Many additional children are cared for by providers offering alternative or part-time arrangements, many of whom would not qualify for government subsidies under the bill’s rigid requirements…
This means that well over 60% of current childcare arrangements would receive no support from the government under the Democrats’ plan, making these arrangements less attractive options should the legislation pass. By subsidizing one form of childcare and not others, the legislation would incentivize families to opt for the subsidized child care.
This is not just theoretical.

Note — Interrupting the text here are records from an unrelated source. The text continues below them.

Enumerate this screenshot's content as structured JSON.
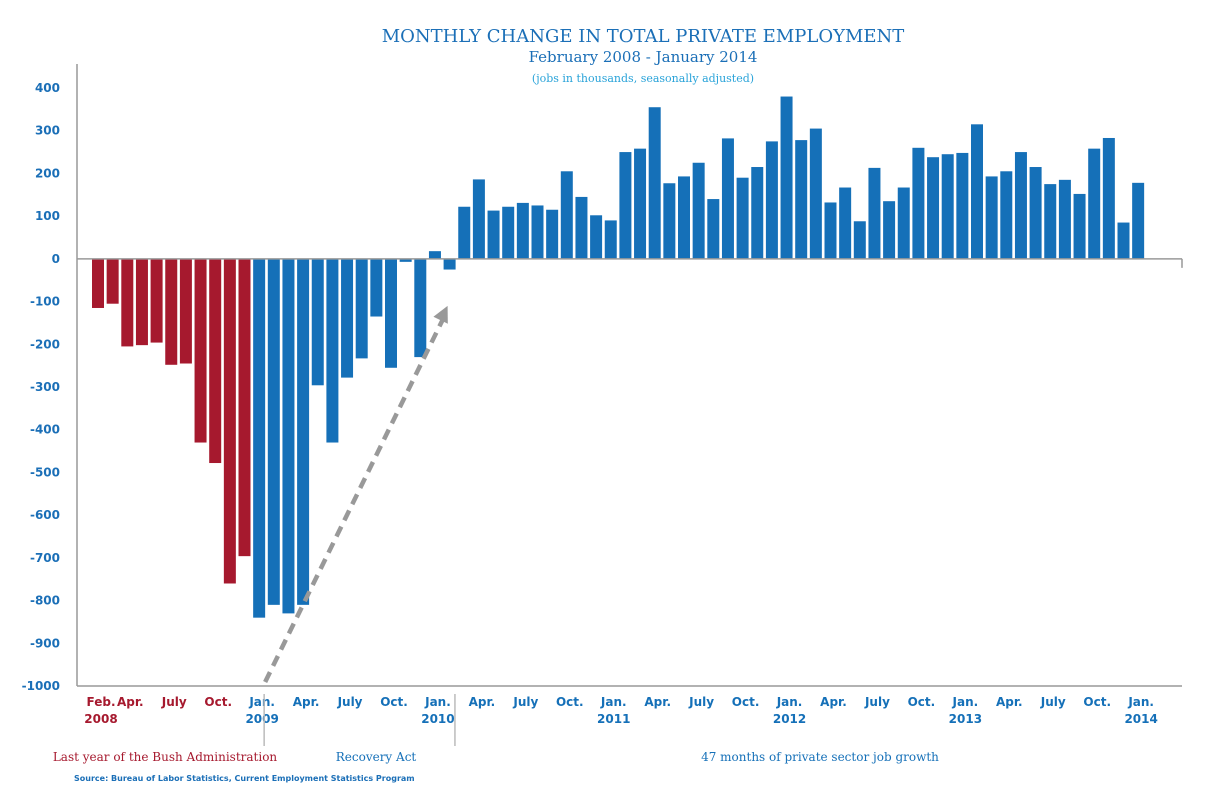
{
  "colors": {
    "bush": "#a6192e",
    "obama": "#1570b8",
    "axis": "#999999",
    "arrow": "#999999",
    "title": "#1b6fb7",
    "subtitle_note": "#29a3d9"
  },
  "chart_data": {
    "type": "bar",
    "title": "MONTHLY CHANGE IN TOTAL PRIVATE EMPLOYMENT",
    "subtitle": "February 2008 - January 2014",
    "note": "(jobs in thousands, seasonally adjusted)",
    "source": "Source: Bureau of Labor Statistics, Current Employment Statistics Program",
    "ylim": [
      -1000,
      400
    ],
    "yticks": [
      400,
      300,
      200,
      100,
      0,
      -100,
      -200,
      -300,
      -400,
      -500,
      -600,
      -700,
      -800,
      -900,
      -1000
    ],
    "categories": [
      "Feb 2008",
      "Mar 2008",
      "Apr 2008",
      "May 2008",
      "Jun 2008",
      "Jul 2008",
      "Aug 2008",
      "Sep 2008",
      "Oct 2008",
      "Nov 2008",
      "Dec 2008",
      "Jan 2009",
      "Feb 2009",
      "Mar 2009",
      "Apr 2009",
      "May 2009",
      "Jun 2009",
      "Jul 2009",
      "Aug 2009",
      "Sep 2009",
      "Oct 2009",
      "Nov 2009",
      "Dec 2009",
      "Jan 2010",
      "Feb 2010",
      "Mar 2010",
      "Apr 2010",
      "May 2010",
      "Jun 2010",
      "Jul 2010",
      "Aug 2010",
      "Sep 2010",
      "Oct 2010",
      "Nov 2010",
      "Dec 2010",
      "Jan 2011",
      "Feb 2011",
      "Mar 2011",
      "Apr 2011",
      "May 2011",
      "Jun 2011",
      "Jul 2011",
      "Aug 2011",
      "Sep 2011",
      "Oct 2011",
      "Nov 2011",
      "Dec 2011",
      "Jan 2012",
      "Feb 2012",
      "Mar 2012",
      "Apr 2012",
      "May 2012",
      "Jun 2012",
      "Jul 2012",
      "Aug 2012",
      "Sep 2012",
      "Oct 2012",
      "Nov 2012",
      "Dec 2012",
      "Jan 2013",
      "Feb 2013",
      "Mar 2013",
      "Apr 2013",
      "May 2013",
      "Jun 2013",
      "Jul 2013",
      "Aug 2013",
      "Sep 2013",
      "Oct 2013",
      "Nov 2013",
      "Dec 2013",
      "Jan 2014"
    ],
    "values": [
      -115,
      -105,
      -205,
      -202,
      -196,
      -248,
      -245,
      -430,
      -478,
      -760,
      -696,
      -840,
      -810,
      -830,
      -810,
      -296,
      -430,
      -278,
      -233,
      -135,
      -255,
      -7,
      -230,
      18,
      -25,
      122,
      186,
      113,
      122,
      131,
      125,
      115,
      205,
      145,
      102,
      90,
      250,
      258,
      355,
      177,
      193,
      225,
      140,
      282,
      190,
      215,
      275,
      380,
      278,
      305,
      132,
      167,
      88,
      213,
      135,
      167,
      260,
      238,
      245,
      248,
      315,
      193,
      205,
      250,
      215,
      175,
      185,
      152,
      258,
      283,
      85,
      178
    ],
    "bush_count": 11,
    "x_ticks": [
      {
        "label": "Feb.",
        "year": "2008",
        "index": 0,
        "color": "bush"
      },
      {
        "label": "Apr.",
        "year": "",
        "index": 2,
        "color": "bush"
      },
      {
        "label": "July",
        "year": "",
        "index": 5,
        "color": "bush"
      },
      {
        "label": "Oct.",
        "year": "",
        "index": 8,
        "color": "bush"
      },
      {
        "label": "Jan.",
        "year": "2009",
        "index": 11,
        "color": "obama"
      },
      {
        "label": "Apr.",
        "year": "",
        "index": 14,
        "color": "obama"
      },
      {
        "label": "July",
        "year": "",
        "index": 17,
        "color": "obama"
      },
      {
        "label": "Oct.",
        "year": "",
        "index": 20,
        "color": "obama"
      },
      {
        "label": "Jan.",
        "year": "2010",
        "index": 23,
        "color": "obama"
      },
      {
        "label": "Apr.",
        "year": "",
        "index": 26,
        "color": "obama"
      },
      {
        "label": "July",
        "year": "",
        "index": 29,
        "color": "obama"
      },
      {
        "label": "Oct.",
        "year": "",
        "index": 32,
        "color": "obama"
      },
      {
        "label": "Jan.",
        "year": "2011",
        "index": 35,
        "color": "obama"
      },
      {
        "label": "Apr.",
        "year": "",
        "index": 38,
        "color": "obama"
      },
      {
        "label": "July",
        "year": "",
        "index": 41,
        "color": "obama"
      },
      {
        "label": "Oct.",
        "year": "",
        "index": 44,
        "color": "obama"
      },
      {
        "label": "Jan.",
        "year": "2012",
        "index": 47,
        "color": "obama"
      },
      {
        "label": "Apr.",
        "year": "",
        "index": 50,
        "color": "obama"
      },
      {
        "label": "July",
        "year": "",
        "index": 53,
        "color": "obama"
      },
      {
        "label": "Oct.",
        "year": "",
        "index": 56,
        "color": "obama"
      },
      {
        "label": "Jan.",
        "year": "2013",
        "index": 59,
        "color": "obama"
      },
      {
        "label": "Apr.",
        "year": "",
        "index": 62,
        "color": "obama"
      },
      {
        "label": "July",
        "year": "",
        "index": 65,
        "color": "obama"
      },
      {
        "label": "Oct.",
        "year": "",
        "index": 68,
        "color": "obama"
      },
      {
        "label": "Jan.",
        "year": "2014",
        "index": 71,
        "color": "obama"
      }
    ],
    "periods": [
      {
        "label": "Last year of the Bush Administration",
        "color": "bush"
      },
      {
        "label": "Recovery Act",
        "color": "obama"
      },
      {
        "label": "47 months of private sector job growth",
        "color": "obama"
      }
    ]
  }
}
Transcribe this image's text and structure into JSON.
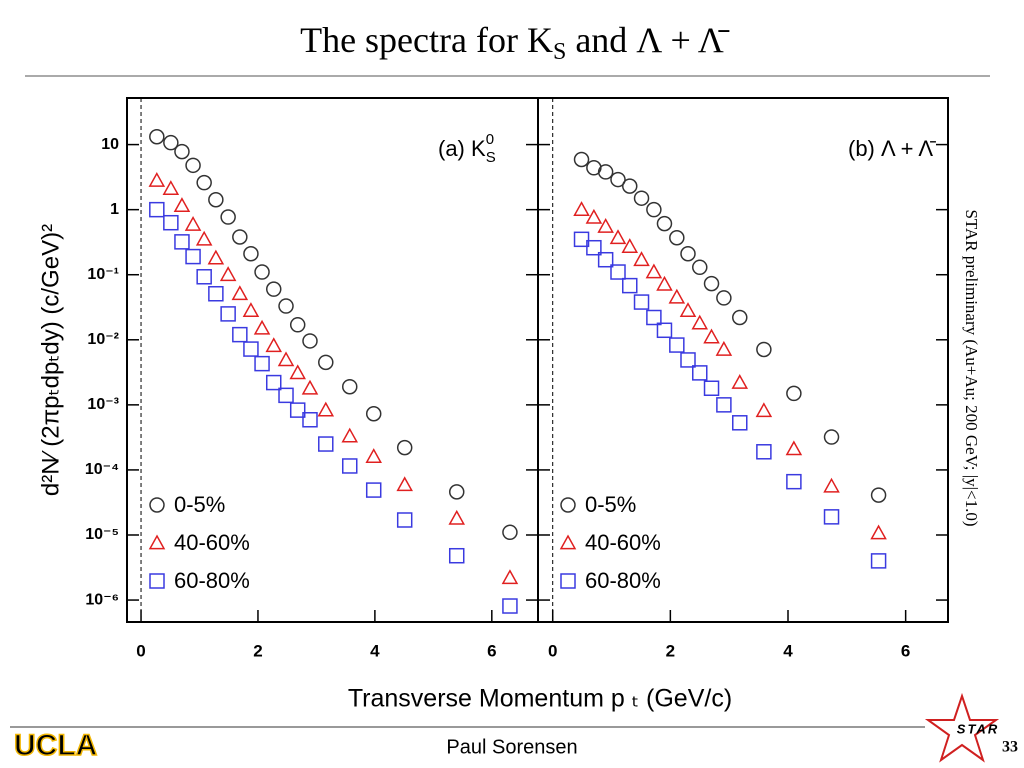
{
  "title": {
    "main": "The spectra for K",
    "sub": "S",
    "rest": " and Λ + Λ̄"
  },
  "xlabel": "Transverse Momentum p ₜ (GeV/c)",
  "side_note": "STAR preliminary (Au+Au; 200 GeV; |y|<1.0)",
  "footer": {
    "logo": "UCLA",
    "author": "Paul Sorensen",
    "page": "33",
    "star_logo": "STAR"
  },
  "chart_data": [
    {
      "type": "scatter",
      "annotation": {
        "main": "(a) K",
        "sub": "S",
        "sup": "0"
      },
      "ylabel": "d²N⁄ (2πpₜdpₜdy) (c/GeV)²",
      "log_y": true,
      "legend": "lower left",
      "xlim": [
        -0.24,
        6.79
      ],
      "ylim": [
        4.6e-07,
        52
      ],
      "xticks": [
        0,
        2,
        4,
        6
      ],
      "yticks": [
        {
          "value": 10,
          "label": "10"
        },
        {
          "value": 1,
          "label": "1"
        },
        {
          "value": 0.1,
          "label": "10⁻¹"
        },
        {
          "value": 0.01,
          "label": "10⁻²"
        },
        {
          "value": 0.001,
          "label": "10⁻³"
        },
        {
          "value": 0.0001,
          "label": "10⁻⁴"
        },
        {
          "value": 1e-05,
          "label": "10⁻⁵"
        },
        {
          "value": 1e-06,
          "label": "10⁻⁶"
        }
      ],
      "x": [
        0.27,
        0.51,
        0.7,
        0.89,
        1.08,
        1.28,
        1.49,
        1.69,
        1.88,
        2.07,
        2.27,
        2.48,
        2.68,
        2.89,
        3.16,
        3.57,
        3.98,
        4.51,
        5.4,
        6.31
      ],
      "series": [
        {
          "name": "0-5%",
          "marker": "circle",
          "color": "#333333",
          "values": [
            13.2,
            10.7,
            7.8,
            4.8,
            2.6,
            1.42,
            0.77,
            0.38,
            0.21,
            0.11,
            0.06,
            0.033,
            0.017,
            0.0096,
            0.0045,
            0.0019,
            0.00073,
            0.00022,
            4.6e-05,
            1.1e-05
          ]
        },
        {
          "name": "40-60%",
          "marker": "triangle",
          "color": "#e02020",
          "values": [
            2.8,
            2.1,
            1.15,
            0.59,
            0.35,
            0.18,
            0.1,
            0.051,
            0.028,
            0.015,
            0.0081,
            0.0049,
            0.0031,
            0.0018,
            0.00083,
            0.00033,
            0.00016,
            5.9e-05,
            1.8e-05,
            2.2e-06
          ]
        },
        {
          "name": "60-80%",
          "marker": "square",
          "color": "#3a3ae0",
          "values": [
            1.0,
            0.63,
            0.32,
            0.19,
            0.093,
            0.051,
            0.025,
            0.012,
            0.0072,
            0.0043,
            0.0022,
            0.0014,
            0.00083,
            0.00059,
            0.00025,
            0.000115,
            4.9e-05,
            1.7e-05,
            4.8e-06,
            8.1e-07
          ]
        }
      ]
    },
    {
      "type": "scatter",
      "annotation": {
        "main": "(b) Λ + Λ̄"
      },
      "log_y": true,
      "legend": "lower left",
      "xlim": [
        -0.25,
        6.72
      ],
      "ylim": [
        4.6e-07,
        52
      ],
      "xticks": [
        0,
        2,
        4,
        6
      ],
      "x": [
        0.49,
        0.7,
        0.9,
        1.11,
        1.31,
        1.51,
        1.72,
        1.9,
        2.11,
        2.3,
        2.5,
        2.7,
        2.91,
        3.18,
        3.59,
        4.1,
        4.74,
        5.54
      ],
      "series": [
        {
          "name": "0-5%",
          "marker": "circle",
          "color": "#333333",
          "values": [
            5.9,
            4.4,
            3.8,
            2.9,
            2.3,
            1.5,
            1.0,
            0.61,
            0.37,
            0.21,
            0.13,
            0.073,
            0.044,
            0.022,
            0.0071,
            0.0015,
            0.00032,
            4.1e-05
          ]
        },
        {
          "name": "40-60%",
          "marker": "triangle",
          "color": "#e02020",
          "values": [
            1.0,
            0.76,
            0.55,
            0.37,
            0.27,
            0.17,
            0.11,
            0.071,
            0.045,
            0.028,
            0.018,
            0.011,
            0.0071,
            0.0022,
            0.00081,
            0.00021,
            5.6e-05,
            1.07e-05
          ]
        },
        {
          "name": "60-80%",
          "marker": "square",
          "color": "#3a3ae0",
          "values": [
            0.35,
            0.26,
            0.17,
            0.11,
            0.068,
            0.038,
            0.022,
            0.014,
            0.0083,
            0.0049,
            0.0031,
            0.0018,
            0.001,
            0.00053,
            0.00019,
            6.6e-05,
            1.9e-05,
            4e-06
          ]
        }
      ]
    }
  ]
}
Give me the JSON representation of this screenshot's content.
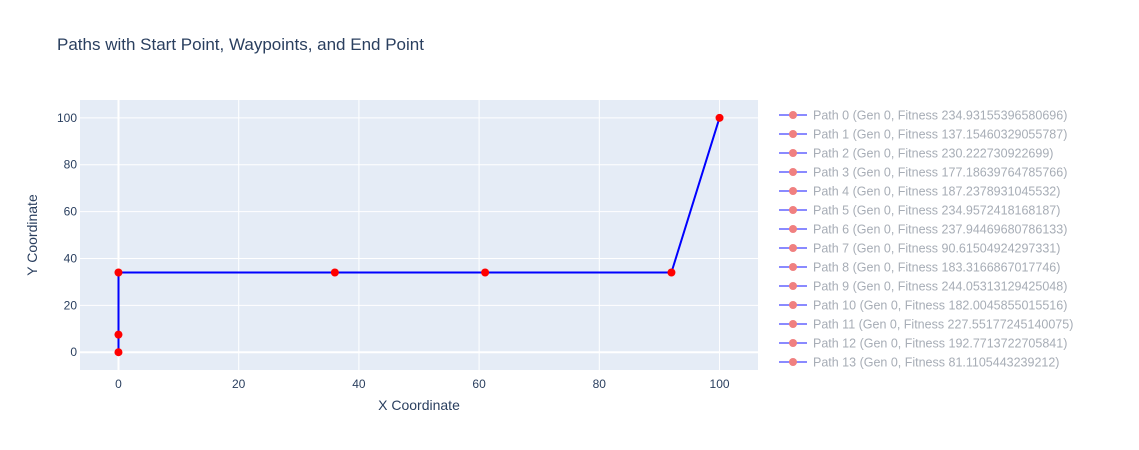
{
  "chart_data": {
    "type": "line",
    "title": "Paths with Start Point, Waypoints, and End Point",
    "xlabel": "X Coordinate",
    "ylabel": "Y Coordinate",
    "xlim": [
      -6.4,
      106.4
    ],
    "ylim": [
      -7.6,
      107.6
    ],
    "xticks": [
      0,
      20,
      40,
      60,
      80,
      100
    ],
    "yticks": [
      0,
      20,
      40,
      60,
      80,
      100
    ],
    "grid": true,
    "legend_position": "right",
    "colors": {
      "plot_bg": "#e5ecf6",
      "grid": "#ffffff",
      "path_line": "#0000ff",
      "marker": "#ff0000",
      "legend_line": "#8a8aff",
      "legend_marker": "#f08080",
      "text": "#2a3f5f",
      "legend_text": "#a7adb6"
    },
    "visible_path": {
      "x": [
        0,
        0,
        0,
        36,
        61,
        92,
        100
      ],
      "y": [
        0,
        7.5,
        34,
        34,
        34,
        34,
        100
      ]
    },
    "series": [
      {
        "name": "Path 0 (Gen 0, Fitness 234.93155396580696)"
      },
      {
        "name": "Path 1 (Gen 0, Fitness 137.15460329055787)"
      },
      {
        "name": "Path 2 (Gen 0, Fitness 230.222730922699)"
      },
      {
        "name": "Path 3 (Gen 0, Fitness 177.18639764785766)"
      },
      {
        "name": "Path 4 (Gen 0, Fitness 187.2378931045532)"
      },
      {
        "name": "Path 5 (Gen 0, Fitness 234.9572418168187)"
      },
      {
        "name": "Path 6 (Gen 0, Fitness 237.94469680786133)"
      },
      {
        "name": "Path 7 (Gen 0, Fitness 90.61504924297331)"
      },
      {
        "name": "Path 8 (Gen 0, Fitness 183.3166867017746)"
      },
      {
        "name": "Path 9 (Gen 0, Fitness 244.05313129425048)"
      },
      {
        "name": "Path 10 (Gen 0, Fitness 182.0045855015516)"
      },
      {
        "name": "Path 11 (Gen 0, Fitness 227.55177245140075)"
      },
      {
        "name": "Path 12 (Gen 0, Fitness 192.7713722705841)"
      },
      {
        "name": "Path 13 (Gen 0, Fitness 81.1105443239212)"
      }
    ]
  }
}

Looking overseas to other countries that have tried to subsidize childcare and the outcomes were far from what Americans want.
In Japan and Quebec, researchers found that families shifted from family-based to center-based care because of the government-subsidized programs. There was little effect on maternal employment, but it caused more families in Japan to live apart from grandparents.
The BBB is on ice right now, but that doesn’t mean it is dead. It’s incumbent on us to continue to educate the public on the harmful impacts of this legislation as well as the partisan way it is being pursued and how much worse off American families would be if the BBB is enacted.